En l'occurrence, il ne s'agit pas réellement d'un « inconnu ». Dans son pays, il a même à plusieurs reprises fait la Une des journaux.

Piotr Pavlenski et son épouse  Oksana Chaliguina en janvier 2017 à Paris
Piotr Pavlenski et son épouse Oksana Chaliguina en janvier 2017 à Paris © AFP / MARTIN BUREAU

Mais jusqu'alors, dans l'Hexagone, on avait assez peu entendu parler de lui. C'est un artiste russe, réfugié politique en France depuis quelques mois.

Il était quatre heures du matin ce lundi, quand Piotr Pavlenski a mis le feu à la façade d'une succursale de la Banque de France. C'était place de la Bastille à Paris et, devant les fenêtres en flammes, le performeur a pris la pose, crâne rasé, visage émacié, totalement vêtu de noir. 

Et puis, rapidement, la police est venue l'arrêter, ainsi que son épouse qui l'accompagnait, et les deux trentenaires sont aujourd'hui en prison. 

La prison, il connaît, Piotr Pavlenski. L'an dernier, en Russie, il y a passé sept mois, pour avoir incendié les portes du siège historique de l'ex-KGB. Performance politique : chaque fois qu'il se met en scène, c'est le pouvoir autoritaire de Vladimir Poutine qu'il entend dénoncer. 

Quand il ne fait pas dans la pyromanie, il maltraite son propre corps

Et tout nu, la plupart du temps ! On l'a vu, tout nu, se rouler dans des barbelés. On l'a vu, tout nu, se couper le lobe d'une oreille. On l'a vu se coudre les lèvres, et même se clouer la peau des testicules sur les pavés de la place Rouge… N'essayez pas de faire la même chose, je crois que c’est assez douloureux. 

Mais alors, pourquoi donc s'en prendre à la Banque de France à Bastille ? Eh bien, si l'on résume la pensée de Pavlenski, c'est parce qu'il aimerait que l'on rallume la flamme de la Révolution française... 

« Juste un dingue ! », penseront certains

Mais non, c'est de l'art contestataire, et d'ailleurs, les médecins qui l'ont examiné lors de sa garde à vue l'ont trouvé parfaitement « normal ».

Alors, c'est sûr, en France, on n'est pas habitué à ce genre de happening. C'est pour ça que ça dérange. 

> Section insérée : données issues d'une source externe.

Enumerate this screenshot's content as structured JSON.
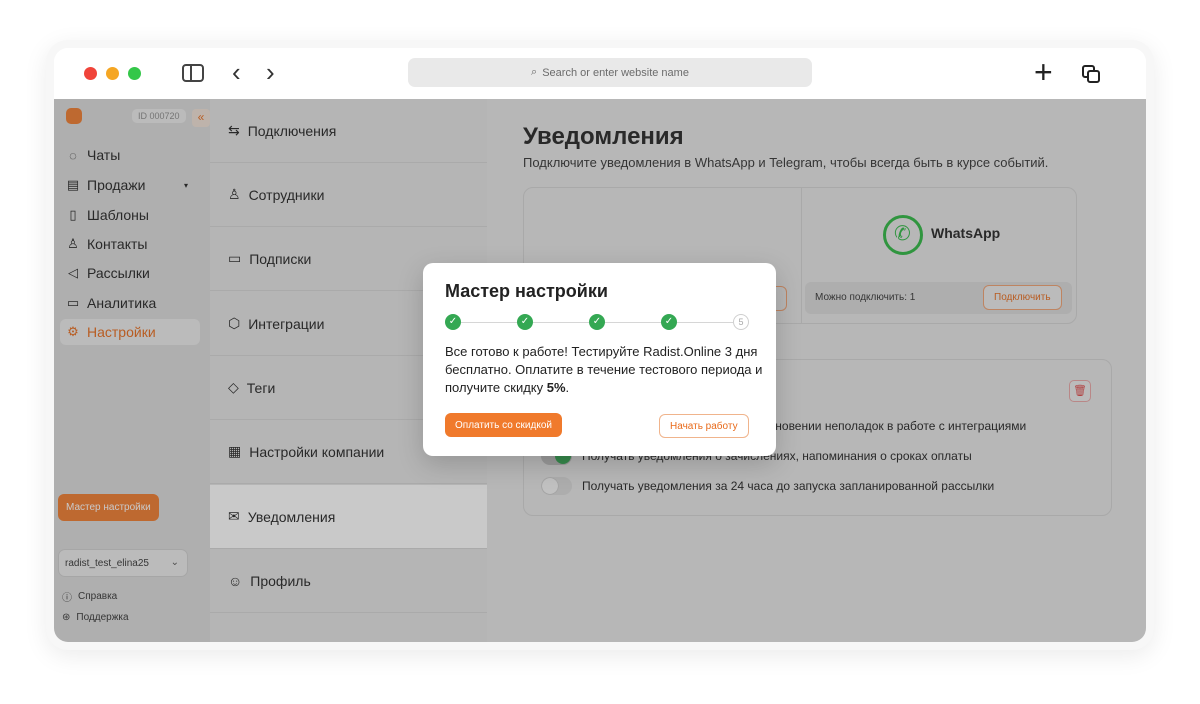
{
  "browser": {
    "url_placeholder": "Search or enter website name",
    "traffic_lights": {
      "close": "#f0443a",
      "minimize": "#f5a623",
      "zoom": "#34c749"
    }
  },
  "sidebar": {
    "account_id": "ID 000720",
    "items": [
      {
        "label": "Чаты",
        "icon": "chat-icon"
      },
      {
        "label": "Продажи",
        "icon": "sales-icon",
        "has_dropdown": true
      },
      {
        "label": "Шаблоны",
        "icon": "template-icon"
      },
      {
        "label": "Контакты",
        "icon": "contacts-icon"
      },
      {
        "label": "Рассылки",
        "icon": "megaphone-icon"
      },
      {
        "label": "Аналитика",
        "icon": "analytics-icon"
      },
      {
        "label": "Настройки",
        "icon": "settings-icon",
        "active": true
      }
    ],
    "wizard_button": "Мастер настройки",
    "user": "radist_test_elina25",
    "footer": {
      "help": "Справка",
      "support": "Поддержка"
    }
  },
  "settings_menu": {
    "items": [
      {
        "label": "Подключения",
        "icon": "connections-icon"
      },
      {
        "label": "Сотрудники",
        "icon": "employees-icon"
      },
      {
        "label": "Подписки",
        "icon": "subscriptions-icon"
      },
      {
        "label": "Интеграции",
        "icon": "integrations-icon"
      },
      {
        "label": "Теги",
        "icon": "tag-icon"
      },
      {
        "label": "Настройки компании",
        "icon": "company-icon"
      },
      {
        "label": "Уведомления",
        "icon": "notifications-icon",
        "selected": true
      },
      {
        "label": "Профиль",
        "icon": "profile-icon"
      }
    ]
  },
  "main": {
    "title": "Уведомления",
    "subtitle": "Подключите уведомления в WhatsApp и Telegram, чтобы всегда быть в курсе событий.",
    "whatsapp": {
      "name": "WhatsApp",
      "available": "Можно подключить: 1",
      "connect_button": "Подключить"
    },
    "toggles": [
      {
        "label": "Получать уведомления при возникновении неполадок в работе с интеграциями",
        "on": true
      },
      {
        "label": "Получать уведомления о зачислениях, напоминания о сроках оплаты",
        "on": true
      },
      {
        "label": "Получать уведомления за 24 часа до запуска запланированной рассылки",
        "on": false
      }
    ]
  },
  "modal": {
    "title": "Мастер настройки",
    "steps": [
      {
        "done": true
      },
      {
        "done": true
      },
      {
        "done": true
      },
      {
        "done": true
      },
      {
        "done": false,
        "label": "5"
      }
    ],
    "text_main": "Все готово к работе! Тестируйте Radist.Online 3 дня бесплатно. Оплатите в течение тестового периода и получите скидку ",
    "text_bold": "5%",
    "text_end": ".",
    "pay_button": "Оплатить со скидкой",
    "start_button": "Начать работу"
  },
  "colors": {
    "accent": "#f07a2c",
    "success": "#34a853"
  }
}
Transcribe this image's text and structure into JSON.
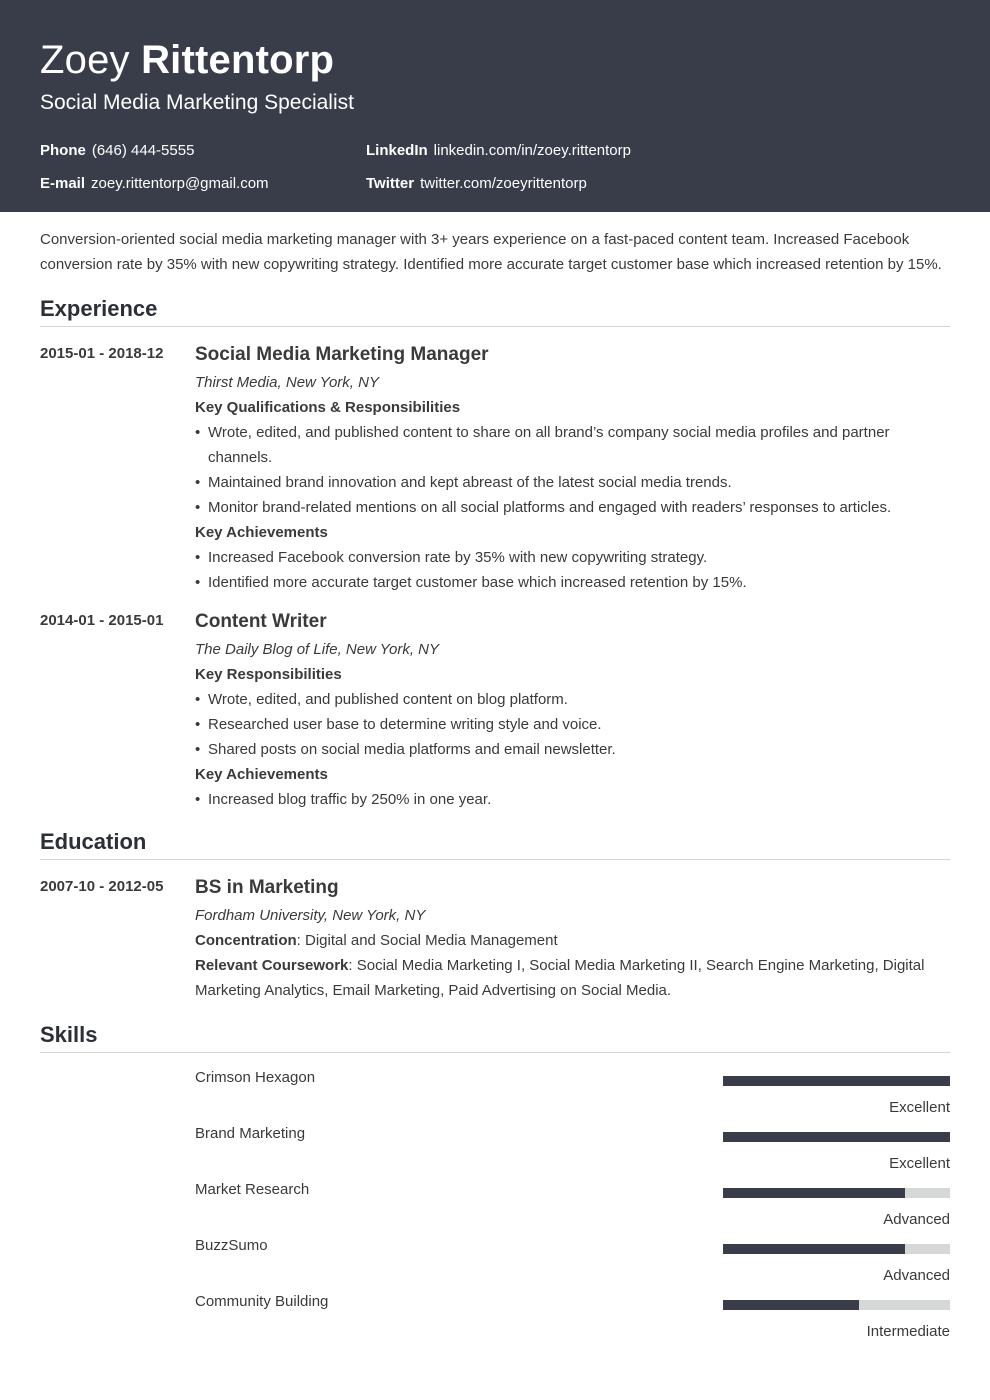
{
  "header": {
    "first_name": "Zoey",
    "last_name": "Rittentorp",
    "title": "Social Media Marketing Specialist",
    "contacts": [
      {
        "label": "Phone",
        "value": "(646) 444-5555"
      },
      {
        "label": "LinkedIn",
        "value": "linkedin.com/in/zoey.rittentorp"
      },
      {
        "label": "E-mail",
        "value": "zoey.rittentorp@gmail.com"
      },
      {
        "label": "Twitter",
        "value": "twitter.com/zoeyrittentorp"
      }
    ]
  },
  "summary": "Conversion-oriented social media marketing manager with 3+ years experience on a fast-paced content team. Increased Facebook conversion rate by 35% with new copywriting strategy. Identified more accurate target customer base which increased retention by 15%.",
  "experience": {
    "heading": "Experience",
    "jobs": [
      {
        "dates": "2015-01 - 2018-12",
        "title": "Social Media Marketing Manager",
        "org": "Thirst Media, New York, NY",
        "groups": [
          {
            "heading": "Key Qualifications & Responsibilities",
            "items": [
              "Wrote, edited, and published content to share on all brand’s company social media profiles and partner channels.",
              "Maintained brand innovation and kept abreast of the latest social media trends.",
              "Monitor brand-related mentions on all social platforms and engaged with readers’ responses to articles."
            ]
          },
          {
            "heading": "Key Achievements",
            "items": [
              "Increased Facebook conversion rate by 35% with new copywriting strategy.",
              "Identified more accurate target customer base which increased retention by 15%."
            ]
          }
        ]
      },
      {
        "dates": "2014-01 - 2015-01",
        "title": "Content Writer",
        "org": "The Daily Blog of Life, New York, NY",
        "groups": [
          {
            "heading": "Key Responsibilities",
            "items": [
              "Wrote, edited, and published content on blog platform.",
              "Researched user base to determine writing style and voice.",
              "Shared posts on social media platforms and email newsletter."
            ]
          },
          {
            "heading": "Key Achievements",
            "items": [
              "Increased blog traffic by 250% in one year."
            ]
          }
        ]
      }
    ]
  },
  "education": {
    "heading": "Education",
    "dates": "2007-10 - 2012-05",
    "degree": "BS in Marketing",
    "school": "Fordham University, New York, NY",
    "concentration_label": "Concentration",
    "concentration": ": Digital and Social Media Management",
    "coursework_label": "Relevant Coursework",
    "coursework": ": Social Media Marketing I, Social Media Marketing II, Search Engine Marketing, Digital Marketing Analytics, Email Marketing, Paid Advertising on Social Media."
  },
  "skills": {
    "heading": "Skills",
    "items": [
      {
        "name": "Crimson Hexagon",
        "level": "Excellent",
        "fraction": 1.0
      },
      {
        "name": "Brand Marketing",
        "level": "Excellent",
        "fraction": 1.0
      },
      {
        "name": "Market Research",
        "level": "Advanced",
        "fraction": 0.8
      },
      {
        "name": "BuzzSumo",
        "level": "Advanced",
        "fraction": 0.8
      },
      {
        "name": "Community Building",
        "level": "Intermediate",
        "fraction": 0.6
      }
    ]
  }
}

Ce performeur dérange, ce performeur nous choque ; d’accord, mais honnêtement, il y en a plein, des gens qui nous choquent !

Cette vieille dame qui nous double à la caisse du supermarché : au lieu de s'énerver, on n'a qu'à se dire que c'est une performance artistique ! Ce type qui nous fait une queue de poisson sur l'autoroute : au lieu de s'énerver, on n'a qu'à se dire que c'est une performance artistique ! Vos enfants vous agacent ? Vos collègues vous ignorent ? Votre chef de l’État prend des décisions qui vous paraissent illogiques ? Ne vous énervez pas, dîtes-vous qu'ils sont en pleine performance artistique ! Et dîtes pareil à ceux qui vous reprochent de faire la tronche ou d'être mal coiffé : « je fais une performance artistique ».

Je suis sûr qu'en prenant les choses de cette manière, ça peut rendre la vie nettement plus supportable. 

Alors oui, c'est vrai, je mélange tout – les cheveux, les gosses, le pouvoir de Poutine – mais sachez cependant que ce que je dis là, ce n’est pas n'importe quoi : c'est une performance artistique.